This year marks the 50-year anniversary of President Johnson's "War on Poverty". Although he first discussed it in a January 1964 speech, the first food assistance program didn't become law until August of that year, noted Bill Herndon, a professor with Mississippi State University.
Those first pilot programs were far different than today's food assistance. At that time, people who qualified had to purchase stamps, essentially getting a discount on their food purchases. As the program grew, it eventually was available to all citizens by 1975, Herndon explained to those attending the 40th Annual Southern Dairy Conference in Atlanta, Georgia.
Since that era, the program has grown considerably and now accounts for nearly 80 percent of farm bill spending. Of course the marriage of the farm and food bill was initially designed to get both rural and urban votes to pass the bill.
During his presentation, Herndon reviewed some food stamp spending benchmarks:
• 1975, 17.1 million people receiving $4.6 billion in food assistance
• 1990, 20 million receiving $15.4 billion
• 1995, 26.6 million receiving $4.6 billion
• 2000, 17.2 million receiving $17.1 billion
• 2007, 26.3 million receiving $33.2 billion
• 2013, a record 47.6 million receiving a record $79.6 billion.
Not only was the 47.6 million people receiving $79.6 billion in food assistance a new record, so was the fact that 23,052 U.S. households qualified for the program in rules that were loosened after the latest recession.
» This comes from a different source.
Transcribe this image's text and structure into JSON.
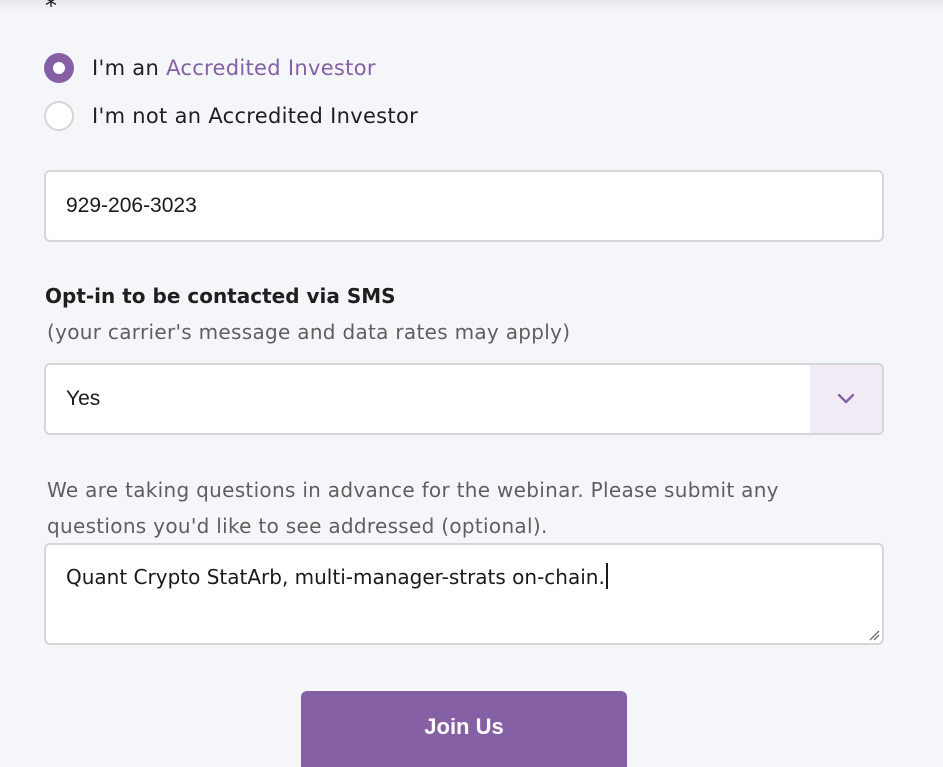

The slide from www.trivisonno.com charts that growth on the number of Americans receiving food assistance.
As one can imagine at this spending level, as food assistance reached record proportions, so did food assistance program's share of the farm bill. In 2002, roughly 58 percent of farm bill spending went to food assistance. That rose steadily to the current 80 percent watermark.
Just how much was the total bill for food assistance?
Last year it topped out at $108.4 billion when adding in School Lunch at $12.1 billion; School Breakfast at $3.5 billion; Women Infant and Children (WIC) at $6.5 billion; and Children/Adult Care Food Program at $3 billion. Of course, food assistance in the form of food stamps garnered the largest share at $79.6 billion.
Even though many pundits claim dairy is holding up the farm bill, so too is food assistance as a tug of war ensues on spending levels.